All this week, the German media has been admiring Angela Merkel’s handsome new balls. No one knows exactly where or how she got them, but one thing is for sure, Angela Merkel’s glistening balls look nice. Eight years into her tenure, and five years into an economic crisis that has left millions of people in less happy European countries scratching a living together, and – oh – with weeks to go before a general election, the head of the German government has realized what’s wrong with Europe – there are too many unemployed people.
“When things start to become dysfunctional, it is the job of politicians to remedy the situation,” she said to a group of major European newspapers earlier this week. “Youth unemployment has been much too high in some countries for many years and now the crisis has driven it even higher.”
Now, she says? After Greece and Cyprus and Spain and Portugal have been brought to their knees by five years of protests and general strikes and unemployment, and Greece has been downgraded so far it now counts as an “emerging market.”
“No shit,” replied the assembled correspondents. “And who pushes the wheelbarrow for those big metallic testicles?”
But then, before their eyes, those large orbs expanded even more.
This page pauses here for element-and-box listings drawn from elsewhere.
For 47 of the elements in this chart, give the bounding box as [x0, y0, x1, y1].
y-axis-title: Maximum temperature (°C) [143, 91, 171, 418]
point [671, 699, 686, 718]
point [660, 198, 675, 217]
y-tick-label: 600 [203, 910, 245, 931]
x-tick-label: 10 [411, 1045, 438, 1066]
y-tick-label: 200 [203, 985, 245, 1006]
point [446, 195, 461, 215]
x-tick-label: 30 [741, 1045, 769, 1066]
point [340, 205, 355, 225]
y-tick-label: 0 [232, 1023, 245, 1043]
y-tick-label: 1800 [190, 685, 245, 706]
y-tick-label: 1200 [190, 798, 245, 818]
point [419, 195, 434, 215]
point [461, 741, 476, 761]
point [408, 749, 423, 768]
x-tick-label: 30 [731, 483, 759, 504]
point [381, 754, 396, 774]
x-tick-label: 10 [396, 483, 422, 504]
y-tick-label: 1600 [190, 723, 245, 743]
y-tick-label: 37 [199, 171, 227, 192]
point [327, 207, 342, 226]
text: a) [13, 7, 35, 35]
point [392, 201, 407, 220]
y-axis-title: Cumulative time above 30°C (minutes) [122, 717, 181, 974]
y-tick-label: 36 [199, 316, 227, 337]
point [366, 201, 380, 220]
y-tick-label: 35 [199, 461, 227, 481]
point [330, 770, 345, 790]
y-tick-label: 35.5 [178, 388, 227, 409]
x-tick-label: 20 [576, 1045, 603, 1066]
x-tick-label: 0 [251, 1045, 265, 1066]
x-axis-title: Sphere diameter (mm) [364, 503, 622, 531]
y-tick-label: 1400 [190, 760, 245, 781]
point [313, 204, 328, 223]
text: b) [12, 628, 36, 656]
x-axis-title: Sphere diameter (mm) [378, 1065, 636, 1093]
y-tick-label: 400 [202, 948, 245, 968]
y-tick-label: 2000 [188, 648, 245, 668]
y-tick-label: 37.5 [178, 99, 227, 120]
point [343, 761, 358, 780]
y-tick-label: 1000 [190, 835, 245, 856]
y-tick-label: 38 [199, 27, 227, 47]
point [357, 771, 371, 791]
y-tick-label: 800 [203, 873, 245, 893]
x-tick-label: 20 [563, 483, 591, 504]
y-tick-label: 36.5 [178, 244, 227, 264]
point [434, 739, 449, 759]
For the chancellor had identified where all those other countries had gone wrong – they weren’t Germany: “We in Germany have learned a lot from successfully reducing unemployment by means of structural reform since reunification and we can now bring that experience to bear.”
“Gosh,” the reporters exclaimed. “Those gonads are a marvel of evolution.”
And that was not all. Merkel’s big balls had a trick up their sleeve. They’d been souped up. At Wednesday’s conference of all 28 EU labour ministers, they sprouted what German Labour Minister Ursula von der Leyen described as a “a colourful bunch” of measures to combat youth unemployment – €6 billion would be invested in training young people, and providing more apprenticeships, and expanding student exchange programmes. None of these measures, you might notice, are actually aimed at creating the jobs that the young people are meant to occupy once their apprenticeships are over. There was even talk of deregulating the labour market – making it easier to sack people – one of the reasons why positions with temporary contracts had become so widespread in the first place.
Wednesday’s spectacle was rightly denounced as an election campaign event – even, quietly, by the Spanish government that took part in it. It was a well-worn conservative government ploy: after years of “austerity,” suddenly coming over all generous when there’s an election coming up.